SctRodDaq Wiki: SynchTriggerNoiseDebugging

Alan's findings as of 12/7/05

One's TIM needs to be set up as described in http://www.hep.ucl.ac.uk/atlas/sct/tim/. The fact that the event counts only intermittently were right on some slots hinted at a trigger (synched to all slots) vs trigger counter (bussed) problem.

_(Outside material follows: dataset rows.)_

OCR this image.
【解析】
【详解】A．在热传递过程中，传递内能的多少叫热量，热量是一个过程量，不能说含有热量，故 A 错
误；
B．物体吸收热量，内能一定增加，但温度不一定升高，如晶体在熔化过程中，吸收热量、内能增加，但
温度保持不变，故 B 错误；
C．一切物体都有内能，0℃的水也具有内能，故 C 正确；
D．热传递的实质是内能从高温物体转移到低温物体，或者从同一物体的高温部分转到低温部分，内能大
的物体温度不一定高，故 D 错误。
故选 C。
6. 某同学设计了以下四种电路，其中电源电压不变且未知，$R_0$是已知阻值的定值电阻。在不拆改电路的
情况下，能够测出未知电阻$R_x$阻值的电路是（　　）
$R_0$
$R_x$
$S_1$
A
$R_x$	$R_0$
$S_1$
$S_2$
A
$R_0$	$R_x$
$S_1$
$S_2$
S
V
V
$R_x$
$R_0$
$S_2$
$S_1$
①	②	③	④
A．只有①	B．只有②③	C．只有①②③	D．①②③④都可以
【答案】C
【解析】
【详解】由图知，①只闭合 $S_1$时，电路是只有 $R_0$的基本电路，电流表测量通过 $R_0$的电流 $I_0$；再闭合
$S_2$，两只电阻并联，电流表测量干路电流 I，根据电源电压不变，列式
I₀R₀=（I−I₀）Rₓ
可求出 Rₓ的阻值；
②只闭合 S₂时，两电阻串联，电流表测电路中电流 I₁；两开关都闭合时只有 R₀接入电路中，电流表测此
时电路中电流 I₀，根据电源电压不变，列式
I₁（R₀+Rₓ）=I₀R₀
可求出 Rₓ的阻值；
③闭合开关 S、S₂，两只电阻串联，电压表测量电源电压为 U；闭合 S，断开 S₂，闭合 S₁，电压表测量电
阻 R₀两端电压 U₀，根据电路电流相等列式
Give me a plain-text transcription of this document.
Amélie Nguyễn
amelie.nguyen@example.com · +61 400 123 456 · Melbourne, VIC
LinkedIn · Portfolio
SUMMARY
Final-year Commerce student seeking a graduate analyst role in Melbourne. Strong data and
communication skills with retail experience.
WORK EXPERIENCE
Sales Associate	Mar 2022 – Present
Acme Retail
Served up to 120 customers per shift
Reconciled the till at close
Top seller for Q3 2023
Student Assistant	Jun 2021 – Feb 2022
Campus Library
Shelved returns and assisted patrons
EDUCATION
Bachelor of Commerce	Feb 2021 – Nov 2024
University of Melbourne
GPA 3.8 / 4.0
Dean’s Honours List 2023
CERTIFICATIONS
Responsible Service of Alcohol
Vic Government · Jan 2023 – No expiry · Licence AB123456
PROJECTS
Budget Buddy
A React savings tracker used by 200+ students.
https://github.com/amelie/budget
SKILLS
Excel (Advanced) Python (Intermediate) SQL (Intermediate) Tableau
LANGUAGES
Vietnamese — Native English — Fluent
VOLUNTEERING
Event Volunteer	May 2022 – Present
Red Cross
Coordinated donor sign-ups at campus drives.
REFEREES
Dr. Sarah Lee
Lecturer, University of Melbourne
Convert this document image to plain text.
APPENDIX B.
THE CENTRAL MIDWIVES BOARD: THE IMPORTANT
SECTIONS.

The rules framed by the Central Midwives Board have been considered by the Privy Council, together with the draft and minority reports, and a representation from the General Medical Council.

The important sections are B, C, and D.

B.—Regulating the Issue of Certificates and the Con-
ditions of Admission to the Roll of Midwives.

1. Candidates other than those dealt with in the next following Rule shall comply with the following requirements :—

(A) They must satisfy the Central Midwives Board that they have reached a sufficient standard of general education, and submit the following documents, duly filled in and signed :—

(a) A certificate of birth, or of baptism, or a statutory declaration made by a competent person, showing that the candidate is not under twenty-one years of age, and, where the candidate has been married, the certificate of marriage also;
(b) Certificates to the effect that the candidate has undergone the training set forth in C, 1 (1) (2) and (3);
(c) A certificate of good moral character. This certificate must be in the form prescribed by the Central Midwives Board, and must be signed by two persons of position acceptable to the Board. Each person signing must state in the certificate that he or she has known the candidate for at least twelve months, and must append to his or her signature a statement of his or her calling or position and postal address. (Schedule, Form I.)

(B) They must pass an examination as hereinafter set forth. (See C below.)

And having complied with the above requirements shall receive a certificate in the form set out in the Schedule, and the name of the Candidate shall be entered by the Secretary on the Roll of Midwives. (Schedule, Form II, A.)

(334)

In at least one TIM 3B, the switch logic was upside down.

Observations (before fixing tim with upside down logic in switches)

With 2 modules and 20V, 50k trigs/bin and 101 bins, HV at 20 V (i.e. relatively high occupancy) scan.tim=1, scan.nth=15, single L1A, Qth=0.8fC
- 100 kHz triggers, 0.01 Hz reset - Errors and Overflow and then no histogramming
- 100 kHz triggers, 1 Hz reset - ran OK.

At the end of a working scan as above, but with 150V HV and 1 Hz reset we get:

******************* Post triggers status 2 ******************
Reading from dsp 0
TrapStatus: 
Event word count: 44141 IFrame tail: 26 XFrame tail: 32
 IFrame head: 26 XFrame head: 32
Trap Command/Status: Trailer Header ISR active 
"Error count": 0
"Event count": 218
Bin: 40 Cal: 0
Num events: 0
Histogram status: 0x0 
Bin err: 0 proc time: 15
Events recvd: 136666
Checking TIM scan complete

Having fixed TIM problem, a software problem becomes obvious - distSlave was not set to 0 for this scan in Release4-upwards :( With this fixed it also runs ok from the GUI.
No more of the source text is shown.